David Johnson

Personal information
- Full name: David Alan Johnson
- Date of birth: 29 October 1970 (age 55)
- Place of birth: Dinnington, England
- Height: 6 ft 2 in (1.88 m)
- Position: Forward

Youth career
- –: Sheffield Wednesday

Senior career*
- Years: Team / Apps / (Gls)
- 1991–1993: Sheffield Wednesday / 6 / (0)
- 1991: → Hartlepool United (loan) / 7 / (2)
- 1992: → Hartlepool United (loan) / 3 / (0)
- 1993–1996: Lincoln City / 89 / (13)
- 1996–Luton: Altrincham
- 2012–2013: Thundridge City / 20 / (2)

= David Johnson (footballer, born 1970) =

English footballer

David Alan Johnson (born 29 October 1970 in Dinnington, West Riding of Yorkshire) is an English former professional footballer who scored 15 goals from 105 appearances in the Football League playing as a forward for Sheffield Wednesday, Hartlepool United (in two separate loan spells), and Lincoln City. He was Lincoln's leading scorer in the
1993–94 season with 13 goals in all competitions. After leaving Lincoln in 1996, he joined the Conference club Altrincham.

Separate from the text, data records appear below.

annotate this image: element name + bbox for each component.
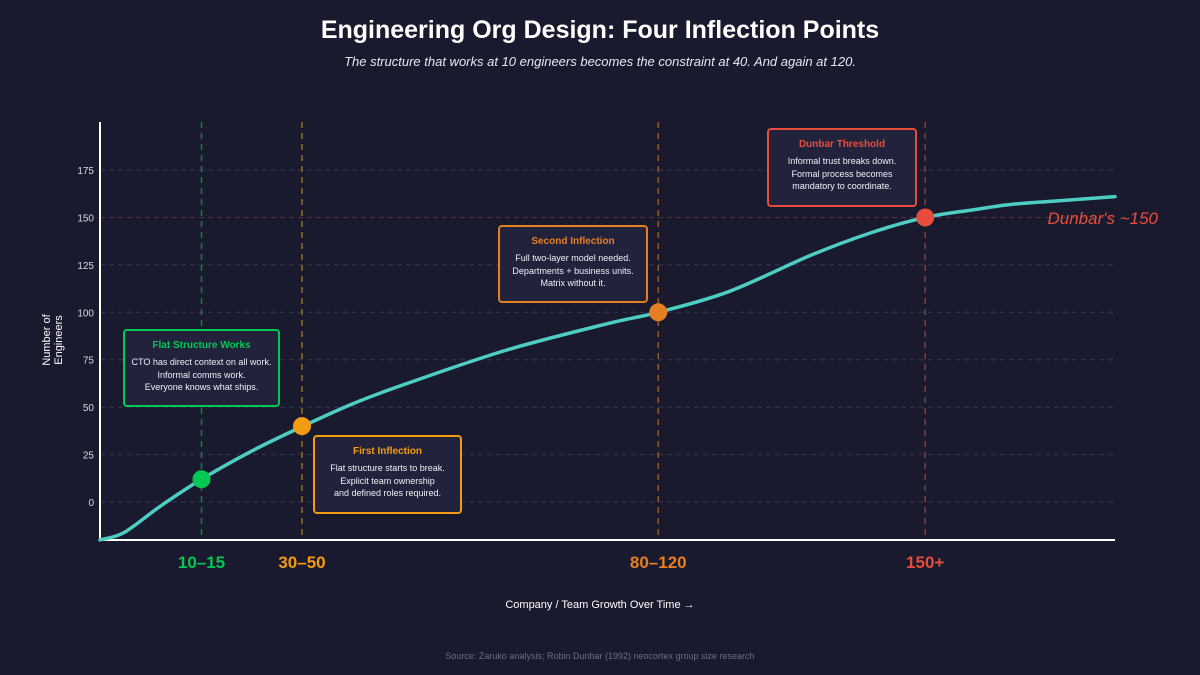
- annotation-box: Flat Structure Works CTO has direct conte…: [123, 329, 280, 407]
- annotation-text: Informal comms work.: [157, 369, 246, 380]
- range-label: 30–50: [278, 553, 325, 572]
- annotation-title: Flat Structure Works: [152, 340, 251, 351]
- source-note: Source: Zaruko analysis; Robin Dunbar (1…: [445, 651, 755, 661]
- y-tick-label: 100: [77, 308, 94, 319]
- annotation-text: Everyone knows what ships.: [144, 382, 259, 392]
- y-axis-label-line: Engineers: [53, 315, 65, 365]
- chart-title: Engineering Org Design: Four Inflection …: [320, 16, 880, 44]
- y-tick-label: 125: [77, 261, 94, 272]
- inflection-point: [292, 417, 311, 436]
- annotation-text: CTO has direct context on all work.: [131, 357, 272, 367]
- y-axis-label: Number ofEngineers: [41, 313, 65, 365]
- y-tick-label: 25: [83, 451, 95, 462]
- range-label: 150+: [906, 553, 944, 572]
- annotation-title: First Inflection: [353, 446, 422, 457]
- annotation-text: Full two-layer model needed.: [515, 253, 631, 263]
- y-tick-label: 0: [88, 498, 94, 509]
- x-axis-label: Company / Team Growth Over Time →: [505, 599, 694, 611]
- y-tick-label: 175: [77, 166, 94, 177]
- annotation-text: mandatory to coordinate.: [792, 181, 892, 191]
- y-axis-label-line: Number of: [41, 313, 53, 365]
- chart-subtitle: The structure that works at 10 engineers…: [344, 54, 856, 69]
- y-tick-label: 75: [83, 356, 95, 367]
- annotation-text: Matrix without it.: [540, 278, 606, 288]
- reference-line-label: Dunbar's ~150: [1047, 209, 1158, 228]
- range-label: 80–120: [630, 553, 687, 572]
- annotation-text: Explicit team ownership: [340, 475, 435, 486]
- annotation-text: Formal process becomes: [791, 168, 893, 179]
- annotation-text: Departments + business units.: [512, 265, 634, 276]
- annotation-title: Second Inflection: [531, 236, 615, 247]
- annotation-box: Dunbar Threshold Informal trust breaks do…: [767, 128, 917, 207]
- inflection-point: [192, 470, 211, 489]
- annotation-box: First Inflection Flat structure starts to…: [313, 435, 462, 514]
- range-label: 10–15: [178, 553, 225, 572]
- annotation-text: Informal trust breaks down.: [787, 156, 897, 166]
- inflection-point: [649, 303, 668, 322]
- inflection-point: [916, 208, 935, 227]
- y-tick-label: 50: [83, 403, 95, 414]
- annotation-text: Flat structure starts to break.: [330, 463, 445, 473]
- annotation-title: Dunbar Threshold: [798, 139, 886, 150]
- annotation-text: and defined roles required.: [333, 488, 442, 498]
- y-tick-label: 150: [77, 213, 94, 224]
- annotation-box: Second Inflection Full two-layer model ne…: [498, 225, 648, 303]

Dave took a break from football after leaving Altrincham. After the break he joined Thundridge City FC as a player-coach, his most memorable moment being his overhead kick in a league match. He has now taken on a full coaching role for the club and has led the team to two top half finishes, two seasons in a row. Thundridge City FC earned promotion in the 2015/16 season.

Despite Johnson enjoying early success with Thundridge, he has recently found himself under pressure from the club's board following a poor first half of the 2016/17 season. Dubbed the "Yorkshire Ranieri", he matches the Italian's Leicester record in finding success one season, followed by disappointment the next.